- Home
- >
- Software Development
- >
- Envoy Looks to WebAssembly to Extend Microservices Monitoring – InApps Technology 2022
Envoy Looks to WebAssembly to Extend Microservices Monitoring – InApps Technology is an article under the topic Software Development Many of you are most interested in today !! Today, let’s InApps.net learn Envoy Looks to WebAssembly to Extend Microservices Monitoring – InApps Technology in today’s post !
Read more about Envoy Looks to WebAssembly to Extend Microservices Monitoring – InApps Technology at Wikipedia
You can find content about Envoy Looks to WebAssembly to Extend Microservices Monitoring – InApps Technology from the Wikipedia website
The whole agile move towards autonomous development is great to embrace the individual team and even engineer preference. However, there’s no doubt it makes it difficult for governance. It’s hard to monitor, observe and learn from disparate tooling.
Envoy is an open-source network proxy that runs alongside applications to provide them with common features in a platform-agnostic manner. Envoy contributor and Software Engineer at Tetrate.io, Yaroslav Skopets offered up at KubeCon + CloudNativeCon Europe, virtual edition, a new Envoy extension as a single interpretation for these many languages.
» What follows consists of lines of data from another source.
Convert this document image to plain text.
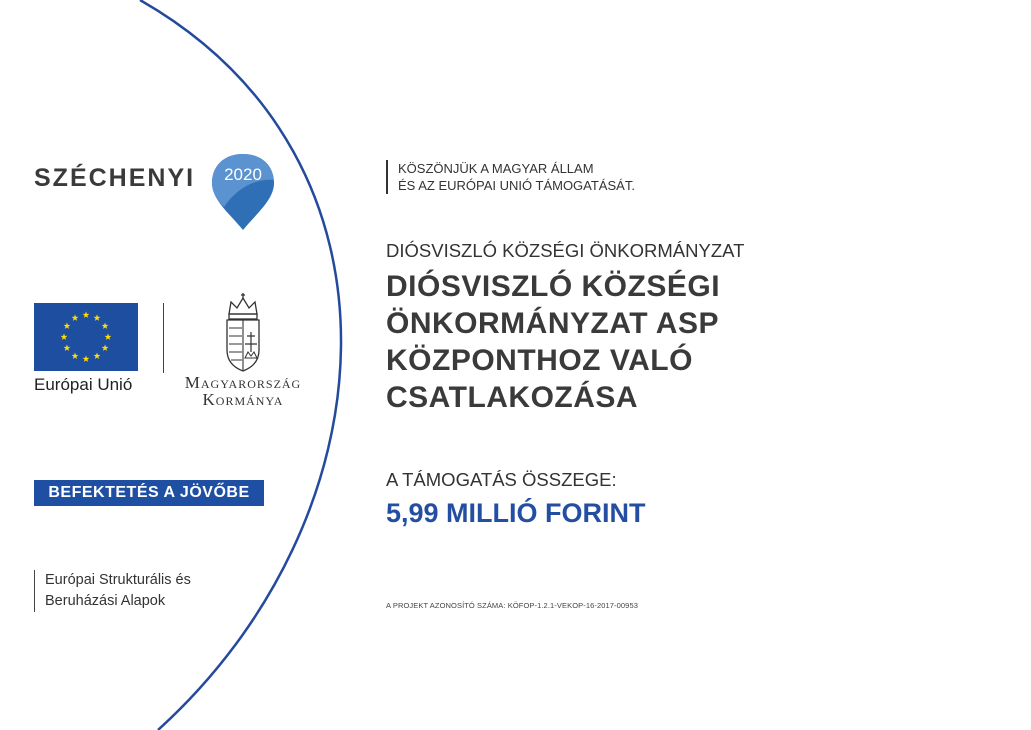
SZÉCHENYI	2020
Európai Unió	Magyarország
Kormánya
BEFEKTETÉS A JÖVŐBE
Európai Strukturális és
Beruházási Alapok
KÖSZÖNJÜK A MAGYAR ÁLLAM
ÉS AZ EURÓPAI UNIÓ TÁMOGATÁSÁT.
DIÓSVISZLÓ KÖZSÉGI ÖNKORMÁNYZAT
DIÓSVISZLÓ KÖZSÉGI
ÖNKORMÁNYZAT ASP
KÖZPONTHOZ VALÓ
CSATLAKOZÁSA
A TÁMOGATÁS ÖSSZEGE:
5,99 MILLIÓ FORINT
A PROJEKT AZONOSÍTÓ SZÁMA: KÖFOP-1.2.1-VEKOP-16-2017-00953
He started by saying how: “One fundamental purpose of Envoy is its ability to see into every single request received or made by your application.”
Skopets says the next step is to extend Envoy as a way to learn from actual traffic in an efficient, flexible and simple manner. This usually involves natively developing Envoy in C++ and statically linking into the Envoy binary. He says this involves a lot of custom builds of Envoy which leads to “a lot of investment and commitment upfront.”
Skopets suggests instead using WebAssembly, which originated in browsers to enable applications to have what he calls “near-native performance on the web.” In WebAssembly’s low-level code format, he says it enables safe, efficient execution in a sandboxed environment.
What’s interesting in this world of coding language dispersion is that applications can still be developed using a regular programming language — like Rust, AssemblyScript, TinyGo, C, C++ — but then it is compiled into WebAssembly code, which can be deployed and rolled back dynamically.
Skopets offered the example of what he deems a common Envoy user — an organization that has a microservices-based architecture and contract-first or design-first API development that uses RESTful APIs and the OpenAPI specification.
Two common questions to want continual answers for are:
- Is the API specification complete and up to date?
- Do the implementations match the API specifications?
This Envoy extension allows you to validate requests against the API specification and flag up violations via metrics.
“It’s an ad-hoc, experimental, disposable extension,” Skopets said.
This extension uses AssemblyScript, which is a subset of the TypeScript syntax, which is statically typed, garbage collected — the memory is automatically managed — and compiled into WebAssembly code.
However Skopets clarified that “This is not a true JavaScript” because it cannot reuse JavaScript libraries, although it can reuse some TypeScript libraries.
Overall he says TypeScript and AssemblyScript were chosen because he said “We want the complexity of the solution to match the complexity of the problem,” which meant looking for a familiar syntax and NPM toolbox, and something that contributed to a more productive development cycle.
For the Envoy extension model, for every HTTP request handled by Envoy, a separate instance of the HTTP filter extension is created.
Finally, Skopets noted that many developers who share in his background in Java assume that “filter” must be stateless, but he says that’s what makes Envoy unique. He explained to InApps Technology following his presentation that, when Envoy is handling a single HTTP request, it makes multiple callbacks into the custom HTTP filter extension. This could be one call for request headers and, depending on its size, multiple calls for request body, plus calls for request headers.
Skopets said, “So, if the logic of your extension needs information from an earlier stage of request processing, it must persist its information somewhere [like] remember ‘request headers’ to be able to use them when processing ‘response headers.’”
So where do you store that information? Since the HTTP filter extension only corresponds to one request, he suggests all of this auxiliary information should be stored in an Envoy extension itself. For example:
class ApiValidator extends HttpFilter { private requestPath: string; private requestMethod: string; } |
Skopets ended his KubeCon talk with the call to action to contribute to the Envoy open source code by building idiomatic Envoy SDKs for various languages.
Fork the code for this instance on Github.
KubeCon + CloudNativeCon is a sponsor of InApps Technology.
Feature image by Arek Socha from Pixabay.
Source: InApps.net
Let’s create the next big thing together!
Coming together is a beginning. Keeping together is progress. Working together is success.